One of the stranger things we do in our schools and culture
at large is segregate by age. The first thing I notice when I travel to more
village-centered cultures is that all the ages hang out together. Families
often have several generations under one roof, kids of different ages are out
playing clapping games, teenagers are working with their elders and so on.
Meanwhile, our kids go through some 20 years of schooling hanging out almost
exclusively with their peers. The grandparents are sequestered away in old age
homes, the newly retired moving to their gated retirement communities, the
parents close in age are chatting on the soccer league sidelines. In the long
view of human culture, this is just plain weird.
But there is a logic to it. First, that deep-seated drive to
be amongst our own. From the black kids sitting together in the cafeteria to
the boys on one side of the circle and the girls on the other, to the
white-haired folks chatting in the lobby of the Garrison Keilor talk, we are
magnetically drawn to those who share some of our experiences and age is
certainly a valid category for that. I love hanging out with folks of all ages,
but when I start making references to F Troup or the 1910 Fruitgum
Company and am met with blank stares, I suddenly crave my peer-group
companions.
When it comes to school and a calibrated curriculum, the
logic runs yet deeper. My school began with mixed grades—1st-2nd/3rd-4th,
5th-6th.

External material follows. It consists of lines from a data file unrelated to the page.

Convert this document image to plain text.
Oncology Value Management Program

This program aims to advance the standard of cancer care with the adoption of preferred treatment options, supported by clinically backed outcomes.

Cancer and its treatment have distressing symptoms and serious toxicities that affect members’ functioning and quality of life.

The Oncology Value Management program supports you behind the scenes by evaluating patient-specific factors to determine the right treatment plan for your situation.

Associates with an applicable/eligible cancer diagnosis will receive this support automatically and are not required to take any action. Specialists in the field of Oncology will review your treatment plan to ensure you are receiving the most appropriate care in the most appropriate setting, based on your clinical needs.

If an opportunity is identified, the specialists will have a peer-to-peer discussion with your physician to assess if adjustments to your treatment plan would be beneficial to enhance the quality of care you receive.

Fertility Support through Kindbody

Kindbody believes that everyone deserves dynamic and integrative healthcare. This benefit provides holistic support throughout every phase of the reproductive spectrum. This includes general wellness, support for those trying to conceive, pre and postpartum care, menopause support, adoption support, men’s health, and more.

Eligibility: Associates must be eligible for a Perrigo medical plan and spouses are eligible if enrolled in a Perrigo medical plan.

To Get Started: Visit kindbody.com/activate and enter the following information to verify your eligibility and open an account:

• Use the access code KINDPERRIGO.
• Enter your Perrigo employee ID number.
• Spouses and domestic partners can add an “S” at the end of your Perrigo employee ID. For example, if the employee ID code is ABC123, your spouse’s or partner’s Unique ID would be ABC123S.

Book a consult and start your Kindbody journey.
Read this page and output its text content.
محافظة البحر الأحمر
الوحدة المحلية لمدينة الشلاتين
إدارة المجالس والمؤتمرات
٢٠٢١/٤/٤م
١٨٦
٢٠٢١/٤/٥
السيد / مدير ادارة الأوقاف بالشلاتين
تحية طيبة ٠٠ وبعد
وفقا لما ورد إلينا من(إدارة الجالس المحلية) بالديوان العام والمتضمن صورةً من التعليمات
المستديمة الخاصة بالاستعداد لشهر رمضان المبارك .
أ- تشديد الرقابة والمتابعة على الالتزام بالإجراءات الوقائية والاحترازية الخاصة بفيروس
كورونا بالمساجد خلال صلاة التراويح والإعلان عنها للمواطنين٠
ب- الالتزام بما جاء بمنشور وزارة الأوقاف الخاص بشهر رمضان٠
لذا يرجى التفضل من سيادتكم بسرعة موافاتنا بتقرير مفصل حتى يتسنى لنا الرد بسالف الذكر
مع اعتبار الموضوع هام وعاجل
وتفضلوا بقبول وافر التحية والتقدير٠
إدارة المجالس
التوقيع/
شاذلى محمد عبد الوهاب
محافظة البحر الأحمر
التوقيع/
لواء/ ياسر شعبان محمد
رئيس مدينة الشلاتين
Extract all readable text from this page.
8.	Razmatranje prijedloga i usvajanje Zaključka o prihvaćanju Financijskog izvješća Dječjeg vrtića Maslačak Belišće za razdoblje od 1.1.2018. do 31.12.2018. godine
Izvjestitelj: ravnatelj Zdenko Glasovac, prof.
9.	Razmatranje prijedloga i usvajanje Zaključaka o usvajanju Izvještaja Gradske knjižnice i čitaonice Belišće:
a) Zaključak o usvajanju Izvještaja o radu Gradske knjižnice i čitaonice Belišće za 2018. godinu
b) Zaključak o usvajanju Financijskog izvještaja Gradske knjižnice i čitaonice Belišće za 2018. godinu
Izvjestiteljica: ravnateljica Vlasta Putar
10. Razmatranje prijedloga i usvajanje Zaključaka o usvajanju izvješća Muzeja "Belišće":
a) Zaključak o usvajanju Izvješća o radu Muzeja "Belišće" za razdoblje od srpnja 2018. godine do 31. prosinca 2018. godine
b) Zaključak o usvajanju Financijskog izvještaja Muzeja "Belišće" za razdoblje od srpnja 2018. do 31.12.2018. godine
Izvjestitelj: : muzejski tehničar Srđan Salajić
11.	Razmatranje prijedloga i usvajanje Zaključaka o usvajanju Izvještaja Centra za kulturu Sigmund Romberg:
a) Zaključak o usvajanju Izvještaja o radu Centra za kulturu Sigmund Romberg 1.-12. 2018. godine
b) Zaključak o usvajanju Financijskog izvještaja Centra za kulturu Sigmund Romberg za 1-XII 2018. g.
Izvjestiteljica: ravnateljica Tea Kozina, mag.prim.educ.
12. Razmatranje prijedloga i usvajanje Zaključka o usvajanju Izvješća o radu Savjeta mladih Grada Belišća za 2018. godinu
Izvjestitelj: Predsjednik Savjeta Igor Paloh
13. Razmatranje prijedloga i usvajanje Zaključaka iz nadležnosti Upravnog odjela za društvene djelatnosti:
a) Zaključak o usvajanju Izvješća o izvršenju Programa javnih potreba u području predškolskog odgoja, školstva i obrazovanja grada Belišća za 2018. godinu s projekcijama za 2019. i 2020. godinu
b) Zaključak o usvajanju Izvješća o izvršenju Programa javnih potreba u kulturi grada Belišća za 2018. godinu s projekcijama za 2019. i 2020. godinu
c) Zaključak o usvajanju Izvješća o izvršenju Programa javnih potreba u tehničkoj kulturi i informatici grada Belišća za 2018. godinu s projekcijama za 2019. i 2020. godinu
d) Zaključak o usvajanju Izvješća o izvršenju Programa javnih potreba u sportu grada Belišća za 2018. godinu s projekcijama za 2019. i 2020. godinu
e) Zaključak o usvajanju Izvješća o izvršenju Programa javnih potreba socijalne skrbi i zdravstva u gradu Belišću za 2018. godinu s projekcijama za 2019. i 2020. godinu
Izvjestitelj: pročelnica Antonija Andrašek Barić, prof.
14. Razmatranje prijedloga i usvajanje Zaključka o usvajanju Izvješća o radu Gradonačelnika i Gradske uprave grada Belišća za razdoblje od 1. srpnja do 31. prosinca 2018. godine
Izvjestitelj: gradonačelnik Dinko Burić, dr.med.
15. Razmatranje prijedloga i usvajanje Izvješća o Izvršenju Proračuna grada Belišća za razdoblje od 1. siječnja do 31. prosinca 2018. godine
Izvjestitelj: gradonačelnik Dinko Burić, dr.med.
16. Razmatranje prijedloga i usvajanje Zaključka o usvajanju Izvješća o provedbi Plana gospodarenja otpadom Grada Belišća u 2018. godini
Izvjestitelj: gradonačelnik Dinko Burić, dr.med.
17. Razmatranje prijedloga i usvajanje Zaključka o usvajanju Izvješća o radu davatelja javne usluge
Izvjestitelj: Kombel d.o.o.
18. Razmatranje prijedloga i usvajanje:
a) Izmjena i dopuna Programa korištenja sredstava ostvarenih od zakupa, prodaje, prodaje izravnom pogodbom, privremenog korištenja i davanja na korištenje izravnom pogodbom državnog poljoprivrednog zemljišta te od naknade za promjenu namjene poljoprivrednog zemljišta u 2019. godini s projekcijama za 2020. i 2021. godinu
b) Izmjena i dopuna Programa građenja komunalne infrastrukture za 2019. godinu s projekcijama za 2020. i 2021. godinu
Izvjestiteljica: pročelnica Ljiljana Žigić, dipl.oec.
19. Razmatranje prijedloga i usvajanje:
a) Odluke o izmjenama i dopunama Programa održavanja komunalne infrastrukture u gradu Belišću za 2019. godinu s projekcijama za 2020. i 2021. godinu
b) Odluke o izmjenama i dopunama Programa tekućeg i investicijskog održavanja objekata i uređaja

It had a few advantages, but it was difficult to
teach a sequenced curriculum and when push came to shove, the pecking order of
Nature’s law prevailed and mostly kids hung out with their same age. In music
class, there were many activities that worked just fine with mixed ages— folk
dances, singing, anything involving creative exploration. But to introduce
recorder in a mixed- 3rd-4th and yet again the next year
made no sense. I think all the teachers ended up being happier to focus on one
grade at a time and the kids as well.
However, we did much in mixed groups— the daily singing
time, the end of the year camping trip, a few years where we tried out school
families across the grades. And I believe because we began with that flexible
grouping, the school culture was less obsessed with identifiying solely with
one's peers and kids crossed ages at recess and in day care in what felt like—and
still feels like— a healthy way.
All this comes to mind because I just had a week of mixed
music classes with elementary and preschoolers— 5th grade with
5-year olds, 4th grade with 4-year olds, 1st grade with
3-year olds— and it was simply wonderful. Just sitting in a circle with a young
one in-between each of the older ones was sheer delight and as they
partnered-up, the pleasure increased. In some activities, the older one was
guiding, in some the younger was teaching the game they knew, in some both were
learning something new at the same time. The usual behavorial routines in each
group were broken up and everyone was more attentive than ever.
So a reminder to enjoy the clarity of the one-grade-per-age
school structure while taking care to habitually mix it up. The Japanese screen
door model over the firm concrete walls. And bring the grandparents in more
often and go the Old Age homes more often. The healthy human community is a
snapshot of all our different ages and stages co-inhabiting the same sacred
ground, giving a live human model of what lies ahead, a live human reminder of
what we’ve left behind and each age contributing from their particular stage of
genius.
And on top of that, it’s a lot of fun.